ANNAPOLIS — Maryland’s health secretary said Monday he opposes the current version of a bill to legalize medical marijuana because the department lacks the resources to oversee the system to dispense it and the medical use of the drug remains controversial.

However, Dr. Joshua Sharfstein also told a panel of lawmakers the department would be willing to help them study the issue this year to look for a “more feasible option.”

Opposition from Sharfstein is significant, because the measure makes the health department responsible for overseeing growers, licensing sellers and doing other administrative jobs. Sharfstein, the former No. 2 official at the U.S. Food and Drug Administration, became secretary of the Maryland Department of Health and Mental Hygiene in January.

“The use of the marijuana plant itself for medical purposes is controversial,” Sharfstein said. “This is not just because marijuana is a controlled substance. It is also because marijuana, unlike approved pharmaceuticals, has not been characterized, studied, and determined by the U.S. Food and Drug Administration to be safe and effective.”

Sharfstein noted that the legislation (HB 291) is tailored to provide marijuana to patients and prevent it from being diverted to illegal markets, but he also said marijuana is the most common drug reported by people under the age of 20 who are admitted to treatment programs in Maryland.

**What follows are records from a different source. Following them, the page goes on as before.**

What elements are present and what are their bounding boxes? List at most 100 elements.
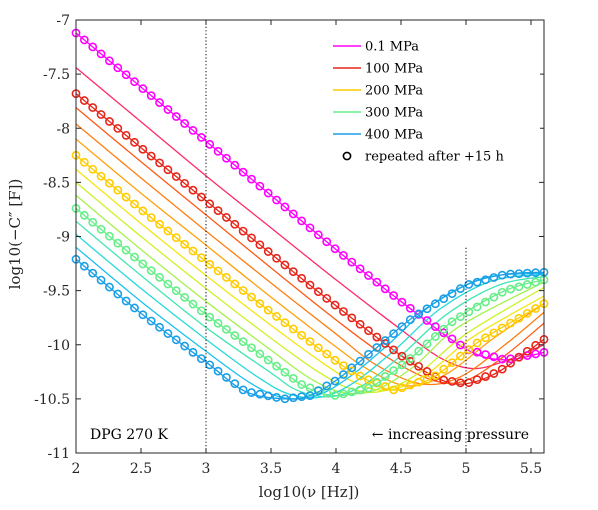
y-axis-label: log10(−C″ [F]) <box>6 179 24 290</box>
y-tick-label: -10 <box>47 338 70 354</box>
data-point <box>489 352 499 362</box>
data-point <box>230 219 240 229</box>
data-point <box>238 385 248 395</box>
data-point <box>522 346 532 356</box>
data-point <box>230 331 240 340</box>
data-point <box>130 137 139 147</box>
data-point <box>130 252 139 262</box>
axis-ticks <box>75 19 544 454</box>
data-point <box>305 391 315 401</box>
y-tick-label: -8.5 <box>43 175 70 191</box>
data-point <box>146 266 156 276</box>
x-tick-label: 4.5 <box>390 461 412 477</box>
data-point <box>364 271 373 280</box>
data-point <box>439 364 449 374</box>
data-point <box>247 388 256 397</box>
data-point <box>497 323 507 333</box>
data-point <box>230 279 240 289</box>
data-point <box>222 153 231 163</box>
data-point <box>497 364 507 374</box>
data-point <box>372 332 382 342</box>
data-point <box>355 319 365 329</box>
data-point <box>430 299 440 309</box>
data-point <box>380 336 390 345</box>
data-point <box>414 377 424 387</box>
data-point <box>188 126 198 135</box>
data-point <box>88 42 98 52</box>
data-point <box>130 303 139 313</box>
data-point <box>105 282 114 292</box>
data-point <box>481 372 490 381</box>
data-point <box>405 315 415 325</box>
data-point <box>481 275 490 285</box>
data-point <box>138 259 148 269</box>
data-point <box>255 299 265 308</box>
y-tick-label: -10.5 <box>34 392 70 408</box>
data-point <box>146 151 156 161</box>
x-axis-label: log10(ν [Hz]) <box>259 483 360 501</box>
data-point <box>280 202 290 212</box>
data-point <box>146 91 156 101</box>
data-point <box>339 389 348 399</box>
legend-item: repeated after +15 h <box>342 150 504 165</box>
data-point <box>79 261 89 271</box>
vertical-reference-lines <box>205 20 467 453</box>
x-tick-label: 4 <box>332 461 341 477</box>
data-point <box>180 341 190 351</box>
data-point <box>456 351 465 361</box>
data-point <box>130 77 139 87</box>
data-point <box>447 334 457 344</box>
legend-item: 200 MPa <box>333 84 423 99</box>
data-point <box>155 219 164 229</box>
data-point <box>121 192 131 202</box>
data-point <box>339 361 348 371</box>
legend-item: 0.1 MPa <box>333 40 419 55</box>
data-point <box>88 164 98 174</box>
data-point <box>464 378 474 388</box>
data-point <box>489 328 499 338</box>
data-point <box>121 130 131 140</box>
data-point <box>514 269 524 279</box>
data-point <box>105 56 114 66</box>
legend-label: 400 MPa <box>365 128 423 143</box>
series-line-4 <box>76 123 544 386</box>
data-point <box>531 304 541 313</box>
data-point <box>347 257 357 267</box>
annotation-dpg-270k: DPG 270 K <box>90 427 168 443</box>
data-point <box>439 328 449 338</box>
data-point <box>288 324 298 334</box>
data-point <box>497 354 507 364</box>
annotation-increasing-pressure: ← increasing pressure <box>372 427 529 443</box>
data-point <box>514 282 524 292</box>
data-point <box>389 329 398 339</box>
data-point <box>330 300 340 310</box>
data-point <box>330 376 340 386</box>
data-point <box>347 313 357 323</box>
data-point <box>347 363 357 373</box>
series-line-9 <box>76 194 544 395</box>
data-point <box>447 358 457 368</box>
data-point <box>188 185 198 195</box>
marker-layer <box>71 28 549 404</box>
data-point <box>405 356 415 366</box>
data-point <box>213 206 223 216</box>
data-point <box>531 277 541 287</box>
data-point <box>79 210 89 220</box>
data-point <box>506 269 515 279</box>
data-point <box>422 304 432 314</box>
data-point <box>422 316 432 325</box>
data-point <box>188 299 198 309</box>
data-point <box>163 329 173 338</box>
data-point <box>79 35 89 45</box>
data-point <box>88 268 98 278</box>
series-markers-0 <box>71 28 549 364</box>
axis-tick-labels: 2 2.5 3 3.5 4 4.5 5 5.5 -7 -7.5 -8 -8.5 -9 -9.5 -10 -10… <box>34 13 542 477</box>
data-point <box>489 273 499 282</box>
data-point <box>238 226 248 236</box>
data-point <box>397 360 407 370</box>
series-markers-14 <box>71 254 549 404</box>
data-point <box>96 171 106 181</box>
data-point <box>456 378 465 388</box>
data-point <box>196 253 206 263</box>
data-point <box>247 343 256 353</box>
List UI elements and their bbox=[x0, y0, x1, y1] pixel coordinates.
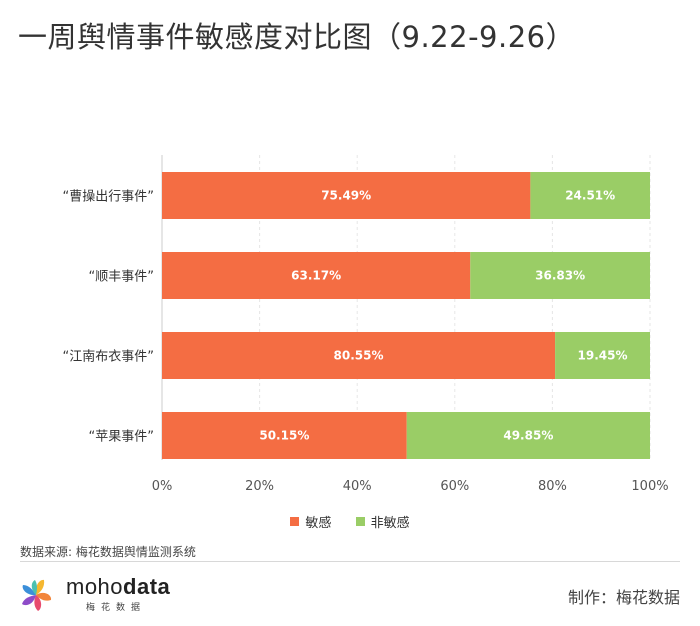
x-tick-label: 60% bbox=[440, 479, 469, 494]
credit-text: 制作：梅花数据 bbox=[567, 588, 680, 607]
legend: 敏感 非敏感 bbox=[0, 512, 700, 531]
logo-wordmark-light: moho bbox=[66, 574, 124, 599]
footer-divider bbox=[20, 561, 680, 562]
data-label-non-sensitive: 24.51% bbox=[565, 189, 615, 203]
category-label: “顺丰事件” bbox=[89, 270, 154, 285]
legend-item-sensitive: 敏感 bbox=[290, 512, 331, 531]
data-label-non-sensitive: 36.83% bbox=[535, 269, 585, 283]
x-tick-label: 20% bbox=[245, 479, 274, 494]
bar-segment-sensitive bbox=[162, 332, 556, 379]
bar-segment-non-sensitive bbox=[406, 412, 650, 459]
bar-segment-non-sensitive bbox=[530, 172, 650, 219]
data-label-sensitive: 75.49% bbox=[321, 189, 371, 203]
data-label-sensitive: 63.17% bbox=[291, 269, 341, 283]
logo-subtitle: 梅花数据 bbox=[86, 603, 147, 613]
logo-wordmark-bold: data bbox=[123, 574, 171, 599]
x-tick-label: 100% bbox=[631, 479, 668, 494]
legend-label-sensitive: 敏感 bbox=[305, 516, 332, 531]
legend-item-non-sensitive: 非敏感 bbox=[355, 512, 410, 531]
bar-segment-non-sensitive bbox=[555, 332, 650, 379]
data-label-non-sensitive: 49.85% bbox=[503, 429, 553, 443]
category-label: “江南布衣事件” bbox=[63, 349, 154, 365]
pinwheel-logo-icon bbox=[22, 579, 52, 611]
x-tick-label: 40% bbox=[343, 479, 372, 494]
labels: 0% 20% 40% 60% 80% 100% 75.49% 24.51% “曹操出行事件” 63… bbox=[63, 189, 669, 495]
data-label-non-sensitive: 19.45% bbox=[578, 349, 628, 363]
x-tick-label: 80% bbox=[538, 479, 567, 494]
chart-title: 一周舆情事件敏感度对比图（9.22-9.26） bbox=[18, 20, 576, 54]
stacked-bar-chart: 0% 20% 40% 60% 80% 100% 75.49% 24.51% “曹操出行事件” 63… bbox=[63, 155, 669, 495]
bar-segment-sensitive bbox=[162, 252, 471, 299]
legend-swatch-non-sensitive bbox=[355, 517, 365, 526]
category-label: “曹操出行事件” bbox=[63, 189, 154, 205]
data-label-sensitive: 80.55% bbox=[334, 349, 384, 363]
data-source-note: 数据来源: 梅花数据舆情监测系统 bbox=[20, 545, 196, 559]
bar-segment-sensitive bbox=[162, 412, 407, 459]
bar-segment-sensitive bbox=[162, 172, 531, 219]
mohodata-logo: mohodata 梅花数据 bbox=[18, 574, 208, 616]
legend-label-non-sensitive: 非敏感 bbox=[370, 516, 410, 531]
x-tick-label: 0% bbox=[152, 479, 173, 494]
data-label-sensitive: 50.15% bbox=[259, 429, 309, 443]
bar-segment-non-sensitive bbox=[470, 252, 650, 299]
legend-swatch-sensitive bbox=[290, 517, 300, 526]
logo-wordmark: mohodata bbox=[66, 574, 170, 600]
category-label: “苹果事件” bbox=[89, 430, 154, 445]
bars bbox=[162, 172, 650, 459]
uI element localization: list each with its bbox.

That includes more than 6,000 admissions each year.

“Despite the regulatory structure established by the legislation, the department has concerns that the bill may not achieve its intended goals,” Sharfstein said.

The measure calls on the health department to establish security and safety standards for growers, who would be chosen by the department. It also would license marijuana dispensaries and create a computerized system to track the amount of marijuana dispensed to individuals. In addition, Sharfstein said the department would review applications for patient eligibility, monitor appropriate clinical care by physicians and oversee the pricing.

Sharfstein said oversight of such a large system would require a significant investment.

“Our initial review of the resource needs for our department to handle these responsibilities in the legislation as written found that the cost would easily reach at least several million dollars,” Sharfstein said.

He said more study is needed to examine implementation and costs.

“The department is willing to participate in a study this year to identify a more feasible option for the use of marijuana for medical purposes in Maryland,” he said.

Del. Dan Morhaim, a Baltimore County Democrat and physician who is sponsoring the bill, said he’s ready to work with the department to address the secretary’s concerns, and he said he hoped to address some of the issues during the current legislative session, which ends April 11.

“We can find amendments to set up something this session, or even just a study bill this session,” Morhaim said. “I think that would be very positive.”

Last year, the Maryland Senate passed a bill to allow physician-approved use of marijuana, but members of the House of Delegates wanted more time to study the idea.

In 2003, Maryland approved a law limiting sentencing to a $100 fine for people who use marijuana if they have a medical excuse. But critics of that law say it still drives people whose pain could be alleviated by marijuana into alleys to buy from drug dealers.